Ruth Borthwick congratulated Arundhati Roy on winning the PEN Pinter Prize.

He said, ‘Roy tells urgent stories of injustice with wit and beauty. While India remains an important focus, she is truly an internationalist thinker and her powerful voice is not to be silenced.’

Khalid Abdalla said, ‘Arundhati Roy is a luminous voice of freedom and justice whose words have come with fierce clarity and determination for almost thirty years now.’ 

‘In honouring Arundhati Roy this year, we are celebrating both the dignity of her body of work and the timeliness of her words, that arrive with the depth of her craft exactly when we need them most,’ commented Khalid Abdalla.

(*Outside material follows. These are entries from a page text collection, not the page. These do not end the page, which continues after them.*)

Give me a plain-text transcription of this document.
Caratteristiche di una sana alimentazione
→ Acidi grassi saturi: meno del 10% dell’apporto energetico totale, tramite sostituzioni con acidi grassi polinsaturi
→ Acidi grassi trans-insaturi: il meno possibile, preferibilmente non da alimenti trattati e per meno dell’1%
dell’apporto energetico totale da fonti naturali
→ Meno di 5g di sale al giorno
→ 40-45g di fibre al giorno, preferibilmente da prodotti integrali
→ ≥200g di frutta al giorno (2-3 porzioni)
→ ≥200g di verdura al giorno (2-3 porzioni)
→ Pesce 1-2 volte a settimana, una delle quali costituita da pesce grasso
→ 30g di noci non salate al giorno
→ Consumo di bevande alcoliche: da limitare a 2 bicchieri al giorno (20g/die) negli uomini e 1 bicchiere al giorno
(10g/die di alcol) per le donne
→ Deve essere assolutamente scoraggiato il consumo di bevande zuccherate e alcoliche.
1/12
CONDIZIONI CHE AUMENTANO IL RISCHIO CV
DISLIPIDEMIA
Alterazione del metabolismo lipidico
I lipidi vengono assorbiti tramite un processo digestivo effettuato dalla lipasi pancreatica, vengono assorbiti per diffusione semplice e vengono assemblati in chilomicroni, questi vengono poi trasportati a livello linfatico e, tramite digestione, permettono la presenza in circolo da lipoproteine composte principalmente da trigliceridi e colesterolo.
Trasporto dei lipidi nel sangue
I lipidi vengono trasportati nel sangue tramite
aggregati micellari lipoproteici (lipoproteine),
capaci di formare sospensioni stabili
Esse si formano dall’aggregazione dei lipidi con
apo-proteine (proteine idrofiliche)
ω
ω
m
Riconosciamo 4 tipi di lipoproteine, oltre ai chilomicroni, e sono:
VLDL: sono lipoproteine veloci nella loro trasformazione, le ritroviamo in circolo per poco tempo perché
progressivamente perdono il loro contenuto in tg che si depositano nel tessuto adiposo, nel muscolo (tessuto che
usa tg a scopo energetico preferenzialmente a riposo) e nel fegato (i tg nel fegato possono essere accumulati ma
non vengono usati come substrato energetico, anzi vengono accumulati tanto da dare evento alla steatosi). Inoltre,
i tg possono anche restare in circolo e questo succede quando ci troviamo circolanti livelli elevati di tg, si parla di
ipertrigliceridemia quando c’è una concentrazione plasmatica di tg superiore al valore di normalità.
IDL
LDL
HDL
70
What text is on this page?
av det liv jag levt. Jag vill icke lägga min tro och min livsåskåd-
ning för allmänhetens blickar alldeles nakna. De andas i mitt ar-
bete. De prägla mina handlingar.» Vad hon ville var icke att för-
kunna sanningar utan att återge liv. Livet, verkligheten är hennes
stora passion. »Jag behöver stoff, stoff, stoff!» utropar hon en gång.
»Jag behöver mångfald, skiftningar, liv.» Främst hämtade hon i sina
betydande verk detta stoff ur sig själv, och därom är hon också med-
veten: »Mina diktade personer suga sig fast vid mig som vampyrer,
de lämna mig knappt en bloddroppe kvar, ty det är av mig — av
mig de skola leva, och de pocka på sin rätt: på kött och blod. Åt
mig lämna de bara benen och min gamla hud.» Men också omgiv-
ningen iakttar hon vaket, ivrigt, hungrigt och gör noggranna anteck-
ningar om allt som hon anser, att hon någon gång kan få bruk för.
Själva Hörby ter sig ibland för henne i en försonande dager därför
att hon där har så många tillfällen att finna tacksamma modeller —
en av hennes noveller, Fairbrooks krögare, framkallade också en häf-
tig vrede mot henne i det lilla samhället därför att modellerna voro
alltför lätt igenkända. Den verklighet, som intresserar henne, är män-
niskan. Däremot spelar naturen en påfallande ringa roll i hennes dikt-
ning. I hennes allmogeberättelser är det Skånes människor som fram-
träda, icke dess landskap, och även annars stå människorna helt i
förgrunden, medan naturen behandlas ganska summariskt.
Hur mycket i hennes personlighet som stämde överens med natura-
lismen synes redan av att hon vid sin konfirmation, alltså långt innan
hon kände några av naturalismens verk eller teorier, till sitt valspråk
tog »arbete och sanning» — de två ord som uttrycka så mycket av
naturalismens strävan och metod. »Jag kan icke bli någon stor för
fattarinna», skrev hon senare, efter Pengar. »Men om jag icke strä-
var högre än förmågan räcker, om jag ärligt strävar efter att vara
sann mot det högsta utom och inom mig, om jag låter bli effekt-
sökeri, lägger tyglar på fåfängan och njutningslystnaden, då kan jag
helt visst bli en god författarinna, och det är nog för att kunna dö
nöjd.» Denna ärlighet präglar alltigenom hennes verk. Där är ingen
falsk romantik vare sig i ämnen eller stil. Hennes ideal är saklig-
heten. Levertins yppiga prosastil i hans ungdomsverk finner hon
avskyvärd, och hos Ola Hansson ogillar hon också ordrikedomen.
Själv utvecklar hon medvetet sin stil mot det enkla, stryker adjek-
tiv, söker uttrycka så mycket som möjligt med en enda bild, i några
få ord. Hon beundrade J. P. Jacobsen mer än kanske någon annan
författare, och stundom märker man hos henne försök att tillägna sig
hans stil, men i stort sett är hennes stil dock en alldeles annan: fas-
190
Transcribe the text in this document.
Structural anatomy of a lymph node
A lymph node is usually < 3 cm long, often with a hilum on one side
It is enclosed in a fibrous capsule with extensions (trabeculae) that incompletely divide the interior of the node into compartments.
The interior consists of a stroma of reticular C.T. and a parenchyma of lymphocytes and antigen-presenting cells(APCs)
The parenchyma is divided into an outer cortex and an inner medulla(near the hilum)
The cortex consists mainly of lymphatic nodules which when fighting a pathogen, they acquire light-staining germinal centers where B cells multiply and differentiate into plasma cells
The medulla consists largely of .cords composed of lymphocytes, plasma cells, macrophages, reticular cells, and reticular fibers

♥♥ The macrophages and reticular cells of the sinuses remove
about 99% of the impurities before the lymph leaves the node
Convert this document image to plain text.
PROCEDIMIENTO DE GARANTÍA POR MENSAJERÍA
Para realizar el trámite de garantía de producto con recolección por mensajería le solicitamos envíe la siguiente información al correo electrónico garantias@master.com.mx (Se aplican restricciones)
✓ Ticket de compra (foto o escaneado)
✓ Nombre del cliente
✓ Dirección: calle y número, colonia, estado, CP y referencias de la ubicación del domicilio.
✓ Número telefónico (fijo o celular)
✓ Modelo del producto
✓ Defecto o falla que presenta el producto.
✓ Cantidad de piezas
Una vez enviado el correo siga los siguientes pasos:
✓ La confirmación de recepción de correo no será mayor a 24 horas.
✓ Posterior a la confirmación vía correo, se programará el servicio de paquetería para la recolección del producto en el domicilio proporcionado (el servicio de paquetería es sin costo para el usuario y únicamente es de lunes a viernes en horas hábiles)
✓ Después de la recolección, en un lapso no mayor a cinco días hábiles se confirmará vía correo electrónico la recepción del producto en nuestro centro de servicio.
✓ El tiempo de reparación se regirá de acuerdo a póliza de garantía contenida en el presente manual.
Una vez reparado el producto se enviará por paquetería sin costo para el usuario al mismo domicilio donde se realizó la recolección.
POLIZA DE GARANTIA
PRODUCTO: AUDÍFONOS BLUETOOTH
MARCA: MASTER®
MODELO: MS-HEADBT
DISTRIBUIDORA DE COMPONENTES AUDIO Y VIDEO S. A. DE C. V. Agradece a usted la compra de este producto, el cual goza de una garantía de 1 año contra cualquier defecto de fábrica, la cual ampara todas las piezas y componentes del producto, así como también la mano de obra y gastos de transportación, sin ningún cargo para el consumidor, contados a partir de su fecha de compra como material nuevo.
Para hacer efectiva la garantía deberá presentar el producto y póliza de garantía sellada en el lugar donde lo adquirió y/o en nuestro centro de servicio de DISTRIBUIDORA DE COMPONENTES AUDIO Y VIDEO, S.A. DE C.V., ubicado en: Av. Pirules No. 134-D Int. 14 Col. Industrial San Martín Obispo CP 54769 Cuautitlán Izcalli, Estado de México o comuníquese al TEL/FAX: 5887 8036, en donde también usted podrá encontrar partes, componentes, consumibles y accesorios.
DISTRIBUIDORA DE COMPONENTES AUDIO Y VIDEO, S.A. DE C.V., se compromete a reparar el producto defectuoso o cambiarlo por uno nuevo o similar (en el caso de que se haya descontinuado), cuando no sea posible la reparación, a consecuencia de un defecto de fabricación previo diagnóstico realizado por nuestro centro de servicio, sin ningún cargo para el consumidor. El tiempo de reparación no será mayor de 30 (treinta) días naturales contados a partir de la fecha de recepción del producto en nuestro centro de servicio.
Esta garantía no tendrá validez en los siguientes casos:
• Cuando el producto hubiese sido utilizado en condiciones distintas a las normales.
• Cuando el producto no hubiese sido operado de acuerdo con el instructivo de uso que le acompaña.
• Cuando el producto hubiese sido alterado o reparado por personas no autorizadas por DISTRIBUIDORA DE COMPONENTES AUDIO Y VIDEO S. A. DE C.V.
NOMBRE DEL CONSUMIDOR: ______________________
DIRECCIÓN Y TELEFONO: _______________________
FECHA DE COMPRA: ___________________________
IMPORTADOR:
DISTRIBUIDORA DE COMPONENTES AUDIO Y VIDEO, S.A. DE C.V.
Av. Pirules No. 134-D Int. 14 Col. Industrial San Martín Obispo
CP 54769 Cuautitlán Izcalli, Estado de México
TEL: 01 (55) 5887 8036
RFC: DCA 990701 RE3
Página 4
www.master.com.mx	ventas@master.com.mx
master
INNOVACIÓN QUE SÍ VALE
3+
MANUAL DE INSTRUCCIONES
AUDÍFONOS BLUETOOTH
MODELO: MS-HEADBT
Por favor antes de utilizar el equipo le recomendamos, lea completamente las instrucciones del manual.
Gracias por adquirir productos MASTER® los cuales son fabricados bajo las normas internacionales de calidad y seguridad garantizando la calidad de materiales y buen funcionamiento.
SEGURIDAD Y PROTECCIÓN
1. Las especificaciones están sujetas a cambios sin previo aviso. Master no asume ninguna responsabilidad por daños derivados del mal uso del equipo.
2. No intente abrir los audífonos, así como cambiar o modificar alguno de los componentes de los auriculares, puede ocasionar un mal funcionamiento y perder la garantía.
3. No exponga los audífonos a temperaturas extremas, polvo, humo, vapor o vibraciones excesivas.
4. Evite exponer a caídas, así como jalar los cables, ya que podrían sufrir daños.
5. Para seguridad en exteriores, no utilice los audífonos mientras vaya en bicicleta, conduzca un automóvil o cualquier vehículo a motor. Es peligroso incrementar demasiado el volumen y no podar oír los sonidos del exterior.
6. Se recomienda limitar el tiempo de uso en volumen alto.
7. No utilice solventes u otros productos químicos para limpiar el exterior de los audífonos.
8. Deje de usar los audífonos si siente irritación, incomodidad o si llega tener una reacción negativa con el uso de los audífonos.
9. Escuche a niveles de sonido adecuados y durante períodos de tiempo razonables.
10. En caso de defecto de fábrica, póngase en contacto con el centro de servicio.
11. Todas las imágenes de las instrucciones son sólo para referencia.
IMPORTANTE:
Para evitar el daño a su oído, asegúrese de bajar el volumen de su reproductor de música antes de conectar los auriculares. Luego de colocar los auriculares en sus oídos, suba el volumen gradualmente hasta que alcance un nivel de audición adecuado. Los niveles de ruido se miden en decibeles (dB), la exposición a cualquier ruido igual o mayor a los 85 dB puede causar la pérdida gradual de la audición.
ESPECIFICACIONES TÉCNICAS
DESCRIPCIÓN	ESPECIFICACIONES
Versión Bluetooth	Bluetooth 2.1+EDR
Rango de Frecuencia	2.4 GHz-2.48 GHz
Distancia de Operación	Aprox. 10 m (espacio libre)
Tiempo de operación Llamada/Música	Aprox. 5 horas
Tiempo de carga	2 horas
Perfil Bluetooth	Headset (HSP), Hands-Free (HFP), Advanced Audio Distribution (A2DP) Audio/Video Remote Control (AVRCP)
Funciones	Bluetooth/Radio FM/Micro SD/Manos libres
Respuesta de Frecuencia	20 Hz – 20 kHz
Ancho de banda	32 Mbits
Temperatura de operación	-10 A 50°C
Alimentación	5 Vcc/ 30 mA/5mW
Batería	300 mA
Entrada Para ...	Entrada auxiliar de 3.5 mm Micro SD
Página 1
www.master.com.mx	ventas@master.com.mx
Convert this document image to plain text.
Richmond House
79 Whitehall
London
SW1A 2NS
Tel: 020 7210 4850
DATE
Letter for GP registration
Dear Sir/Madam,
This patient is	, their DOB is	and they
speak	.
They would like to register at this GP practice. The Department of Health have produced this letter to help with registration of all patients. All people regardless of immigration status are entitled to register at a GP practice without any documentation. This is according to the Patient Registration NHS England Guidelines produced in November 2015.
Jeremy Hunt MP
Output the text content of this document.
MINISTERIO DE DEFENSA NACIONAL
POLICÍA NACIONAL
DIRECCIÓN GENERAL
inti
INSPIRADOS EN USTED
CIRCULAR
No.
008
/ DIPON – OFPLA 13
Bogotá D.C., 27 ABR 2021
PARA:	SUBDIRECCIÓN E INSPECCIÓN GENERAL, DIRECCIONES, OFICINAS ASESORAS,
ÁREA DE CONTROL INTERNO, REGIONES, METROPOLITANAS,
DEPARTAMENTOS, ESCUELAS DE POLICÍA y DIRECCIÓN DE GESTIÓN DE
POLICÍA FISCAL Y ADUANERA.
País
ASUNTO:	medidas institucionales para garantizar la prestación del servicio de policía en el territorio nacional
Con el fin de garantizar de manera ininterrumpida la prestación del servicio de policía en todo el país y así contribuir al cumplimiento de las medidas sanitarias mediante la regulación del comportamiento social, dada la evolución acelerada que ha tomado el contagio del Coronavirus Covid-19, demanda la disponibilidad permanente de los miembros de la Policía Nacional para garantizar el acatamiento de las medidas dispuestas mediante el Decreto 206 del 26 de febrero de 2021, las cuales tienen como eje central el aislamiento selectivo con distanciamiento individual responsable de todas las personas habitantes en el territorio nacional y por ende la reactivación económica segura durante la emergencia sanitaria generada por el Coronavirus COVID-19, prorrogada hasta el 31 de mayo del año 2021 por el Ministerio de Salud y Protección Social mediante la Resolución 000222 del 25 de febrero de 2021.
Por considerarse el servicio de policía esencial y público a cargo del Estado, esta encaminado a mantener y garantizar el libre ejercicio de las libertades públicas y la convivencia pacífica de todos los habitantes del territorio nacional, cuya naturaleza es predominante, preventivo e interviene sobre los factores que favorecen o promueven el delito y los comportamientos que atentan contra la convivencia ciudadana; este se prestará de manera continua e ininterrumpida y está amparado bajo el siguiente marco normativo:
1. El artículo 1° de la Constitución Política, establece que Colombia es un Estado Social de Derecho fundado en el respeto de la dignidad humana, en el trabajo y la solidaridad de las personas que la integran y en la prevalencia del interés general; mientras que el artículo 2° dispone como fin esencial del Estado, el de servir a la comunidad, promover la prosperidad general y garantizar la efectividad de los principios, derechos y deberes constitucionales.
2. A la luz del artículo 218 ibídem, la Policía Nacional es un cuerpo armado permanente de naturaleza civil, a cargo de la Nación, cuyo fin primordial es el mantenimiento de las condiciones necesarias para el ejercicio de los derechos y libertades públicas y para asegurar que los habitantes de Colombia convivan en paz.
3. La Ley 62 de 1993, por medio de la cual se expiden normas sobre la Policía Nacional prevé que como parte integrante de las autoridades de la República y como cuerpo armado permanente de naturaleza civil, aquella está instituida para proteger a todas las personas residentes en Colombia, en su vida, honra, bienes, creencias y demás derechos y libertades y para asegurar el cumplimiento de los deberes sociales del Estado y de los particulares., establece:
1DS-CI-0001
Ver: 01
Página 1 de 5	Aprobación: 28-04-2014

Roger Robinson said ‘Arundhati Roy was the unanimous choice for this prestigious award, a testament to her unparalleled contribution to literature.’ 

‘Her vast body of work, encompassing both fiction and non-fiction, has not only captivated readers worldwide but also consistently focused on themes of social justice.’ said Roger Robinson, adding, ‘Roy’s incisive commentary on issues ranging from environmental degradation to human rights abuses demonstrates her commitment to advocating for the marginalized and challenging the status quo.’

Arundhati Roy said that she was delighted to accept the PEN Pinter Prize.

She said, ‘I wish Harold Pinter were with us today to write about the almost incomprehensible turn the world is taking. Since he isn’t, some of us must do our utmost to try to fill his shoes.’

The PEN Pinter Prize was established in 2009 by the charity English PEN, which defends freedom of expression and celebrates literature, in memory of Nobel-Laureate Harold Pinter.

Tony Harrison received the PEN Pinter Prize in 2009 while Hanif Kureishi in 2010, Sir David Hare in 2011, Carol Ann Duffy in 2012, Tom Stoppard in 2013, Sir Salman Rushdie in 2014, James Fenton in 2015, Margaret Atwood in 2016, Michael Longley in 2017, Chimamanda Ngozi Adichie in 2018, Lemn Sissay in 2019, Linton Kwesi Johnson in 2020, Tsitsi Dangarembga in 2021, Malorie Blackman in 2022, Michael Rosen in 2023 and Arundhati Roy in 2024.

Arundhati Roy was trained as an architect. She worked in cinema as an actress, screenplay writer and production designer. 

In 1997, she won the Booker Prize for her first novel ‘The God of Small Things’. Her second novel ‘The Ministry of Utmost Happiness’ was published in 2017.

Her non-fiction books include ‘Capitalism: A Ghost Story’, ‘Broken Republic: Three Essays’, ‘Field Notes on Democracy: Listening to Grasshoppers’, ‘The Algebra of Infinite Justice’, ‘The Doctor and the Saint’, ‘My Seditious Heart’ and ‘Azadi: Freedom, Fiction, Fascism’.

She has been honoured with the Norman Mailer Prize for Distinguished Writing in 2011, the Sydney Peace Prize in 2004, the Mahmoud Darwaish Award in 2016 and the Lannan Foundation’s Cultural Freedom Award in 2002.